Надо приниматься за новый день. Значит, кофе. Крепкий, густо-черный. И свежий халат обязательно, блистающий, белый до голубизны.
А в коридоре уже шум и металлический стук: идет раздача, привезли завтрак, разносят по палатам, и долетают слова:
— Третий стол — кому? Седьмой — кому?
Сажусь на пост и быстро просматриваю «истории». Кому что назначено лечащими, процедуры, подготовка к операциям на понедельник, температурные листы, выписки. Сегодня мой Гришин уходит.
— Это дедушка в холле, — говорит Наташа, протягивая мне новую, еще тоненькую «историю». А что…
— Ты чего домой не идешь? — спрашиваю, пробегая строчки «истории». Оказывается, его фамилия Жаркин. Какая веселая молодая фамилия. Пастушок Вася Жаркин. Кнут, рубашонка, весна, коровы мычат, солнце… Василий Никанорович Жаркин. — Слышишь, Наташа? Иди. Смена пришла.
— Не хочется что-то.
— Бывает, — бормочу я, упершись глазами в цифру. Ничего себе! Девяносто шесть! — Не ошиблись?
— Все правильно. С восемьсот восемьдесят первого.
Что-то знакомое в этой цифре. А… Ну конечно. Метальщики; бомбы; летят обломки кареты, толстый чернобородый человек в эполетах на снегу первого дня марта, и бледная маленькая женщина на помосте эшафота. Девяносто шесть лет. Как пришелец… Впрочем, он и есть пришелец. Страшно. И я вспоминаю окровавленный глаз на лотке.
— Очнулся?
— Слабенький очень.
— Глухой, наверно, совсем.
— Что вы, все слышит.
— Ну, посмотрим.

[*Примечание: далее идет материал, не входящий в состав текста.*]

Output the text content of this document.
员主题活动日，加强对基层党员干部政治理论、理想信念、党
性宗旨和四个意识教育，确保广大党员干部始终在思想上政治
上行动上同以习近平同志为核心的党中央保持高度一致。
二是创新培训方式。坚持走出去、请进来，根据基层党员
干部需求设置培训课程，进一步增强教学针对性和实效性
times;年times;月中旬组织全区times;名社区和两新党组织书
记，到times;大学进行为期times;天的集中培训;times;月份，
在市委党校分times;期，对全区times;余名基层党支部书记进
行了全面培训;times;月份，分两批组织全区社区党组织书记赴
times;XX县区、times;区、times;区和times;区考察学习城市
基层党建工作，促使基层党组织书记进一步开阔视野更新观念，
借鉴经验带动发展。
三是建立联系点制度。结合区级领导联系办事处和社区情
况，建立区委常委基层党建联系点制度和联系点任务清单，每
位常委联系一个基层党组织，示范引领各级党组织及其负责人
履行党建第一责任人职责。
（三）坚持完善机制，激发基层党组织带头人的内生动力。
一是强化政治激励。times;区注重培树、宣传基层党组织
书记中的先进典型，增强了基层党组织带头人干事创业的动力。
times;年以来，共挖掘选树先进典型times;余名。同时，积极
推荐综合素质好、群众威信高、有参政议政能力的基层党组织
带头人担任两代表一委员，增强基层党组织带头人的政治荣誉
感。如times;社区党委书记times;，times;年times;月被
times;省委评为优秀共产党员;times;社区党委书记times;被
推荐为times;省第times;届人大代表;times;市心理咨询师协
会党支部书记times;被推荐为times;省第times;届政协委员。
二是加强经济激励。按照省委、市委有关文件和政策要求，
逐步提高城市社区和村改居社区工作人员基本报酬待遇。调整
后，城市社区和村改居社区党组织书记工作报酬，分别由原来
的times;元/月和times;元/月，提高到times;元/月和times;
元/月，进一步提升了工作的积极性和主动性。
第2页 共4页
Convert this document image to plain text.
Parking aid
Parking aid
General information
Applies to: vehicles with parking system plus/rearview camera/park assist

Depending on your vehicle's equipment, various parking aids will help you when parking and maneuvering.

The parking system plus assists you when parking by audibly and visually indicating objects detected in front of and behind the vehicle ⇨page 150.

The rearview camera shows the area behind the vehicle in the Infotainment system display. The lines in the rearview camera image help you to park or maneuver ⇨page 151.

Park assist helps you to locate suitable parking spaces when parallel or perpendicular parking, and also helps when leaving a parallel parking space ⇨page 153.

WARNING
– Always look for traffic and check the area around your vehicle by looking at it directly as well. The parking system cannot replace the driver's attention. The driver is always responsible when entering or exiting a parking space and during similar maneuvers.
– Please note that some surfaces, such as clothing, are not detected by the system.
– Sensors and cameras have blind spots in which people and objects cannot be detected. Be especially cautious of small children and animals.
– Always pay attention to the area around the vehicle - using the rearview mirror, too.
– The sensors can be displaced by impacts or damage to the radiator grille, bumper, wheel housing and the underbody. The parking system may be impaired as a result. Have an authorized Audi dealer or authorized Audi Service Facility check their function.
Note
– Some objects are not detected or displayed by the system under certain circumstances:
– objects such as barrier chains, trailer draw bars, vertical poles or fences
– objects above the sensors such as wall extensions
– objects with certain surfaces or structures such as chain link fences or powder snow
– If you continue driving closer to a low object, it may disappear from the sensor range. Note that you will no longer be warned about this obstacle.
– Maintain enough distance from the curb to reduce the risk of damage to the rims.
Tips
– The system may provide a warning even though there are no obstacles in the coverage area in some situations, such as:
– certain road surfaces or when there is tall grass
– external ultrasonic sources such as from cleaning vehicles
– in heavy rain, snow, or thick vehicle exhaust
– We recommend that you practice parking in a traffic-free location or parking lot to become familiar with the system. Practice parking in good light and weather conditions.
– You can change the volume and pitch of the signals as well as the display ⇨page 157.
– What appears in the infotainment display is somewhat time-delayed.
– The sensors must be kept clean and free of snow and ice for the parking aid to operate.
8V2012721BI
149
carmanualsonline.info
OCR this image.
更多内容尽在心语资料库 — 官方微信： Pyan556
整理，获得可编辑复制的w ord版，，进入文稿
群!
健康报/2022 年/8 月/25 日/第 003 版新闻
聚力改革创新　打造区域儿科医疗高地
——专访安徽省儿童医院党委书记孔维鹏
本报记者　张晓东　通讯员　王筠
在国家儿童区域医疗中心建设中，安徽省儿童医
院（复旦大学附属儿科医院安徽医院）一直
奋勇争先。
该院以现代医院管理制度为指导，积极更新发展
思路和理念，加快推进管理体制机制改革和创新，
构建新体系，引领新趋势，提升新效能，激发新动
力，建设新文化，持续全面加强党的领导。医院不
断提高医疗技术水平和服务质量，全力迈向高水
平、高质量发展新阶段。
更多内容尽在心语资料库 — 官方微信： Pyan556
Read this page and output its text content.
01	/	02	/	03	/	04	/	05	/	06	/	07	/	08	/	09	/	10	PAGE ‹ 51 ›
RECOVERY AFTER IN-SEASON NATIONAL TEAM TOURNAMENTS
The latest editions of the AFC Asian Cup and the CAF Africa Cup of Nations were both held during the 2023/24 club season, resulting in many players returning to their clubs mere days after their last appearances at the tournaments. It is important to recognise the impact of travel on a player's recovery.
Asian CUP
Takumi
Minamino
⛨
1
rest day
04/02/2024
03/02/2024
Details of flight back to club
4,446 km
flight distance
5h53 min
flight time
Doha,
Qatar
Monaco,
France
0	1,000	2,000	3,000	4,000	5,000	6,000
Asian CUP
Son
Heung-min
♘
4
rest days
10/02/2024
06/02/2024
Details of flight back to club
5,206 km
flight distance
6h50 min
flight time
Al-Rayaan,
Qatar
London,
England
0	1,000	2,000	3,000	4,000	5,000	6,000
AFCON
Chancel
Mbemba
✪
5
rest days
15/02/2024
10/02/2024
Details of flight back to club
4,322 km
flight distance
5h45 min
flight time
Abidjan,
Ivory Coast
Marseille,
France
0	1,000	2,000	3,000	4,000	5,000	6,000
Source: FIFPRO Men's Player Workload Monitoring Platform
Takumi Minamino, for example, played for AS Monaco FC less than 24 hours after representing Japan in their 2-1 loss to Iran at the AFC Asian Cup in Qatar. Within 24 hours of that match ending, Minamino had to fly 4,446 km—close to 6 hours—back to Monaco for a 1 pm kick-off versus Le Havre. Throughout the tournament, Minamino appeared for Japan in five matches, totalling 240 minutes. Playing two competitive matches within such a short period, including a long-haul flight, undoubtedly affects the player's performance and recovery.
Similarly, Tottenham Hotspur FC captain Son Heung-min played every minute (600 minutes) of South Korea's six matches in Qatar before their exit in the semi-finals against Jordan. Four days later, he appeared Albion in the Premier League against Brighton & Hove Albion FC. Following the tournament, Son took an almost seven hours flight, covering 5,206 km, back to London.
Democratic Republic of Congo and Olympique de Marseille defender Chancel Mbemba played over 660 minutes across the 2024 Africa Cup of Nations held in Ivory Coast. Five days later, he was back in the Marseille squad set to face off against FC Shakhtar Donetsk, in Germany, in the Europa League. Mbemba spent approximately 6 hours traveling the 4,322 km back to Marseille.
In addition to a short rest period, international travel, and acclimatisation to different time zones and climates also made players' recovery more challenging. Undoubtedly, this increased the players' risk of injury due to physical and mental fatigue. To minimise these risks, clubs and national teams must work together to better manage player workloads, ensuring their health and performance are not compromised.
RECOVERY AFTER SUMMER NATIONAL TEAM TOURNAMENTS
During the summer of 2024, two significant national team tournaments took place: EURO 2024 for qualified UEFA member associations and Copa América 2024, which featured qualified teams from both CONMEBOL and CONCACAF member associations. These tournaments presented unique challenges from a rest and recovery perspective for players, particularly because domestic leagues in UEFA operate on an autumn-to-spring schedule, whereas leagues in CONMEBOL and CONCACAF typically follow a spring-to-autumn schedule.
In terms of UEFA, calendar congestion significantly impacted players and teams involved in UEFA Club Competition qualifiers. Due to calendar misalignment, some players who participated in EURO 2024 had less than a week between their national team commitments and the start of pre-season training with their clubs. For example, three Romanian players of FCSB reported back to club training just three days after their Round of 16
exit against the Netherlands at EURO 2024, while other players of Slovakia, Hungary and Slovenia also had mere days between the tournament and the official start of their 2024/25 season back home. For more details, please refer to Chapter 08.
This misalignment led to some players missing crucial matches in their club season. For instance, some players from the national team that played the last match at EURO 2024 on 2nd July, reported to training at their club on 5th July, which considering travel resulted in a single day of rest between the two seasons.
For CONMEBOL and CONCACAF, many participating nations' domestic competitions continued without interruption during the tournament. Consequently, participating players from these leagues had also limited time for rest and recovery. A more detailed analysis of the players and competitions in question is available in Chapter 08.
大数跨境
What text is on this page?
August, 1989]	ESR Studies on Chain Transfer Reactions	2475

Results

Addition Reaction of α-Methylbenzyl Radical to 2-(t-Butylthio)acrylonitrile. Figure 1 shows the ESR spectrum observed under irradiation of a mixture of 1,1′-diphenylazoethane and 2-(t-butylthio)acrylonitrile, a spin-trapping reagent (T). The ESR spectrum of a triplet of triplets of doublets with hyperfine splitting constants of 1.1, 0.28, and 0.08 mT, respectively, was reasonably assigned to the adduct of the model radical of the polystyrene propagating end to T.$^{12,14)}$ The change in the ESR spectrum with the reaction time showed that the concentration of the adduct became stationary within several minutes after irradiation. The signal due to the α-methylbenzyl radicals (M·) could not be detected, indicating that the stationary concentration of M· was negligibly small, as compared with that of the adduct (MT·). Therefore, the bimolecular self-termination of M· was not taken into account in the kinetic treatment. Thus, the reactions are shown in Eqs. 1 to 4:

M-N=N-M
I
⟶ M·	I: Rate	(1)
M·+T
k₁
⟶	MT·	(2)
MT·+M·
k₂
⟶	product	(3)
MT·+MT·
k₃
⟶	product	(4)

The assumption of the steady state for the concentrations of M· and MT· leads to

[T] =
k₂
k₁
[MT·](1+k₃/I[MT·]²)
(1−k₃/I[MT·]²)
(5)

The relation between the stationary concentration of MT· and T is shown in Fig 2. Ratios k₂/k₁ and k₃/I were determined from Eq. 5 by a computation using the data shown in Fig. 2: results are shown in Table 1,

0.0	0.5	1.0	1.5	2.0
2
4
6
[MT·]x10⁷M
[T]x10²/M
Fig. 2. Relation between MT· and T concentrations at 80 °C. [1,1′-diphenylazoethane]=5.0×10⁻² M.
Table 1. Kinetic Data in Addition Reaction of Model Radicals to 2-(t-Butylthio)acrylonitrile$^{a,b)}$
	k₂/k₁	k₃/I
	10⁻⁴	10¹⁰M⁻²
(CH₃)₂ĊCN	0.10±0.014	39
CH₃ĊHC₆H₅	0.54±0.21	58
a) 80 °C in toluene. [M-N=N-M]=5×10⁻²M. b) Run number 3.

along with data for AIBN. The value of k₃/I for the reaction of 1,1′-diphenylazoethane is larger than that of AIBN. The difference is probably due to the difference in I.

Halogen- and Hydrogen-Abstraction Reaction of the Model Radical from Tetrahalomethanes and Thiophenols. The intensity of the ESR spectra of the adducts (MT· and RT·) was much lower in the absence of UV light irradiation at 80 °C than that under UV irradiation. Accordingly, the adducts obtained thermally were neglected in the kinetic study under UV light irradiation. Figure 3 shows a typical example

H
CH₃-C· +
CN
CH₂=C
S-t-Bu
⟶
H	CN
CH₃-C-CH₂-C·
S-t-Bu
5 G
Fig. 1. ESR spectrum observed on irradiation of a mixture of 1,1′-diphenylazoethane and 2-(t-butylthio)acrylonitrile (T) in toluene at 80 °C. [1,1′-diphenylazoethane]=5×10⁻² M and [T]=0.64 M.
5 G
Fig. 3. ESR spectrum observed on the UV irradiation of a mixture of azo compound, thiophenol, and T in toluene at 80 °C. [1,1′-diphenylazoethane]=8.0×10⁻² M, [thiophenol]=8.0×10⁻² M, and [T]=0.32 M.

Это чья? — показываю на еще одну, тоже новенькую «историю». — Ее?
Наташа кивает и отводит глаза. Мы молчим. И я, нахмурив лоб, просматриваю то, что назначил ей главный. Ну да. «Полн, покой. Строг. пост. режим. Внутривен. вливание из системы».
— Капельницу поставили? — спрашиваю глухо.
— Алла Михайловна просила, чтоб вы сами поставили.
Я киваю. Сколько можно проходить мимо этой палаты, будто мне и невдомек?! Мы уже словно прячемся. Но делать нечего.
— Пошли. Приготовь баллоны, иголки.
— Хорошо, — тихо говорит Наташа и уходит.
Вчера у меня стало одним врагом больше. Я не знаю его в лицо — оно сливается и моем сознании с лицами всех тех, кого я ненавидел и называл своими врагами.